Despite the sometimes significant differences in mechanics from the tabletop, which will certainly cause old fans to grumble, I can safely call Baldur’s Gate 3 the best Dungeons & Dragons adaptation I’ve ever seen, because few games have managed to convey the atmosphere and almost unlimited possibilities of the original so closely. Of course, there is still a long way to go before you have complete freedom of choice, but there are really a lot of options for the development of events and solving the tasks set before you, I spent about a hundred hours on each of the three acts and I have hardly seen everything the game has to offer. At the same time, I can’t say that at least some of the content was filler, there are no boring identical dungeons, no pointless backtracking, and almost no meaningless side quests. Almost – because in the third act, cut or unfinished content begins to catch the eye, the most striking example being the completely empty attic in the vampire castle, except for the treasury and diaries. After spending about an hour looking in every nook and cranny ten times in search of an important character, I gave up and went to the reddit, where I learned that this character was obviously simply not added to the game. However, this is not such a problem, because the game is really monstrous, and there is enough content for more than one playthrough, and if you get bored, you can run a cooperative playthrough for four, it should be fun.
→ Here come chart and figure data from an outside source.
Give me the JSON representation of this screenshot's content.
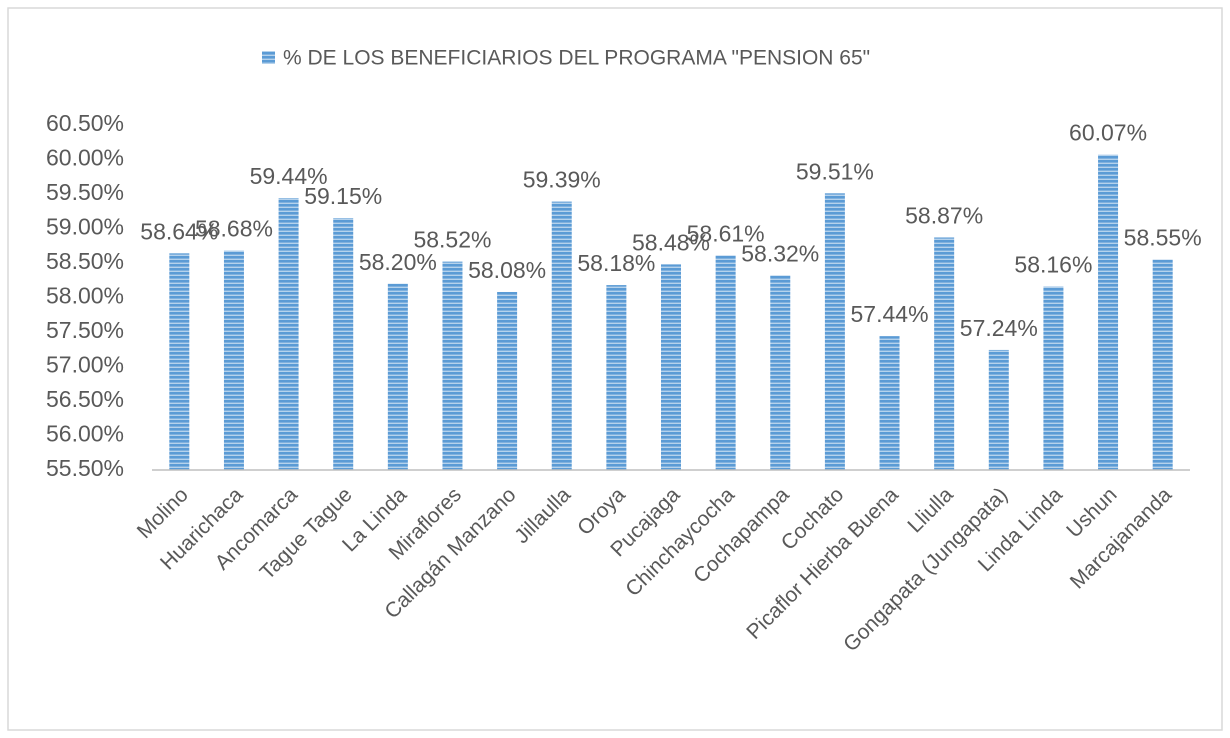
{
  "chart_data": {
    "type": "bar",
    "categories": [
      "Molino",
      "Huarichaca",
      "Ancomarca",
      "Tague Tague",
      "La Linda",
      "Miraflores",
      "Callagán Manzano",
      "Jillaulla",
      "Oroya",
      "Pucajaga",
      "Chinchaycocha",
      "Cochapampa",
      "Cochato",
      "Picaflor Hierba Buena",
      "Lliulla",
      "Gongapata (Jungapata)",
      "Linda Linda",
      "Ushun",
      "Marcajananda"
    ],
    "series": [
      {
        "name": "% DE LOS BENEFICIARIOS DEL PROGRAMA \"PENSION 65\"",
        "color": "#5b9bd5",
        "values": [
          58.64,
          58.68,
          59.44,
          59.15,
          58.2,
          58.52,
          58.08,
          59.39,
          58.18,
          58.48,
          58.61,
          58.32,
          59.51,
          57.44,
          58.87,
          57.24,
          58.16,
          60.07,
          58.55
        ],
        "value_labels": [
          "58.64%",
          "58.68%",
          "59.44%",
          "59.15%",
          "58.20%",
          "58.52%",
          "58.08%",
          "59.39%",
          "58.18%",
          "58.48%",
          "58.61%",
          "58.32%",
          "59.51%",
          "57.44%",
          "58.87%",
          "57.24%",
          "58.16%",
          "60.07%",
          "58.55%"
        ]
      }
    ],
    "ylim": [
      55.5,
      60.5
    ],
    "yticks": [
      {
        "value": 55.5,
        "label": "55.50%"
      },
      {
        "value": 56,
        "label": "56.00%"
      },
      {
        "value": 56.5,
        "label": "56.50%"
      },
      {
        "value": 57,
        "label": "57.00%"
      },
      {
        "value": 57.5,
        "label": "57.50%"
      },
      {
        "value": 58,
        "label": "58.00%"
      },
      {
        "value": 58.5,
        "label": "58.50%"
      },
      {
        "value": 59,
        "label": "59.00%"
      },
      {
        "value": 59.5,
        "label": "59.50%"
      },
      {
        "value": 60,
        "label": "60.00%"
      },
      {
        "value": 60.5,
        "label": "60.50%"
      }
    ],
    "grid": false,
    "legend": "top"
  }
}
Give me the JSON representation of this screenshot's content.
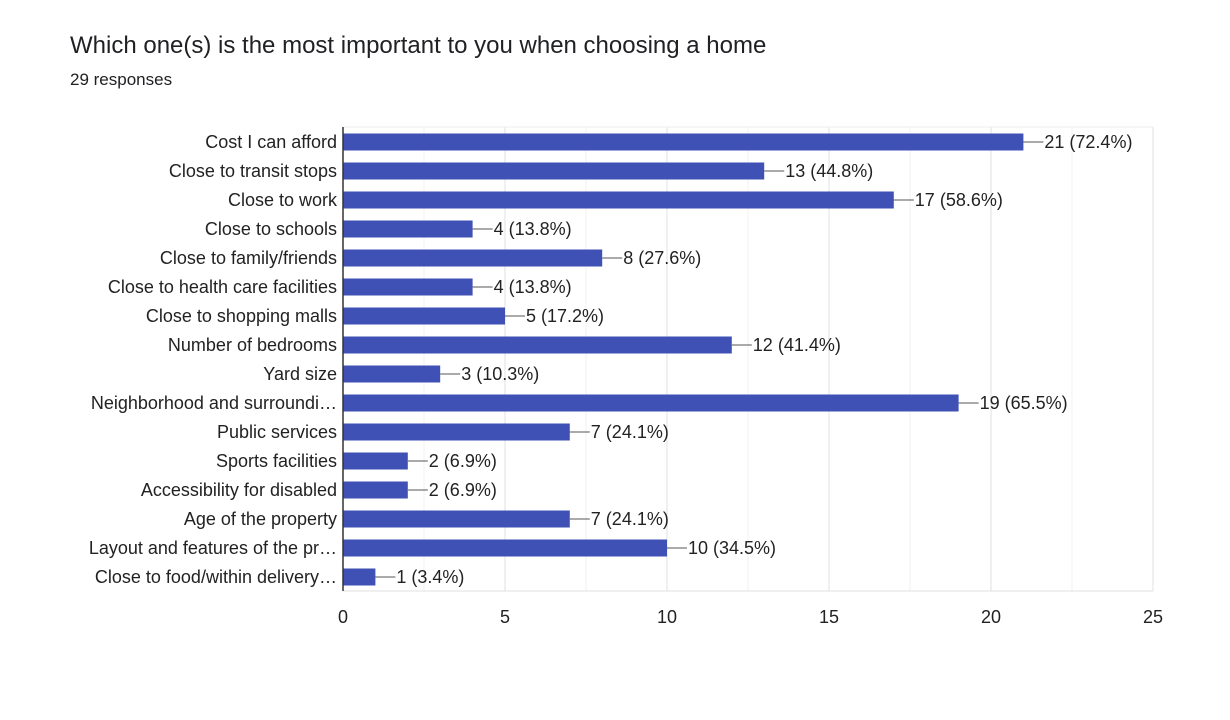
{
  "header": {
    "title": "Which one(s) is the most important to you when choosing a home",
    "subtitle": "29 responses"
  },
  "colors": {
    "bar": "#3f51b5",
    "grid": "#e0e0e0",
    "axis": "#333333",
    "text": "#222222"
  },
  "chart_data": {
    "type": "bar",
    "orientation": "horizontal",
    "title": "Which one(s) is the most important to you when choosing a home",
    "subtitle": "29 responses",
    "categories": [
      "Cost I can afford",
      "Close to transit stops",
      "Close to work",
      "Close to schools",
      "Close to family/friends",
      "Close to health care facilities",
      "Close to shopping malls",
      "Number of bedrooms",
      "Yard size",
      "Neighborhood and surroundi…",
      "Public services",
      "Sports facilities",
      "Accessibility for disabled",
      "Age of the property",
      "Layout and features of the pr…",
      "Close to food/within delivery…"
    ],
    "values": [
      21,
      13,
      17,
      4,
      8,
      4,
      5,
      12,
      3,
      19,
      7,
      2,
      2,
      7,
      10,
      1
    ],
    "data_labels": [
      "21 (72.4%)",
      "13 (44.8%)",
      "17 (58.6%)",
      "4 (13.8%)",
      "8 (27.6%)",
      "4 (13.8%)",
      "5 (17.2%)",
      "12 (41.4%)",
      "3 (10.3%)",
      "19 (65.5%)",
      "7 (24.1%)",
      "2 (6.9%)",
      "2 (6.9%)",
      "7 (24.1%)",
      "10 (34.5%)",
      "1 (3.4%)"
    ],
    "x_ticks": [
      "0",
      "5",
      "10",
      "15",
      "20",
      "25"
    ],
    "xlim": [
      0,
      25
    ],
    "grid": true,
    "legend": "none"
  }
}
Should you play Baldur’s Gate 3? This question shouldn’t even be asked if you love Dungeons & Dragons or the genre formerly known as cRPG: we haven’t seen anything of this scale in a very long time, not even Dragon Age: Origins looks a little bit like a poor relation against this game. And, let’s be honest, we’re unlikely to see it in the near future, because I don’t know which developers will have the patience, perseverance, ingenuity, love, and probably money and time to release something similar in depth and scale. A few months ago I was sure that Tears of the Kingdom would be the game of the year, but now I think I was wrong. I’ve been waiting for this game for 23 years, I was upset when I found out who would be responsible for its development, because I don’t really like the Divinity series, and now I can say that it managed to exceed all my expectations.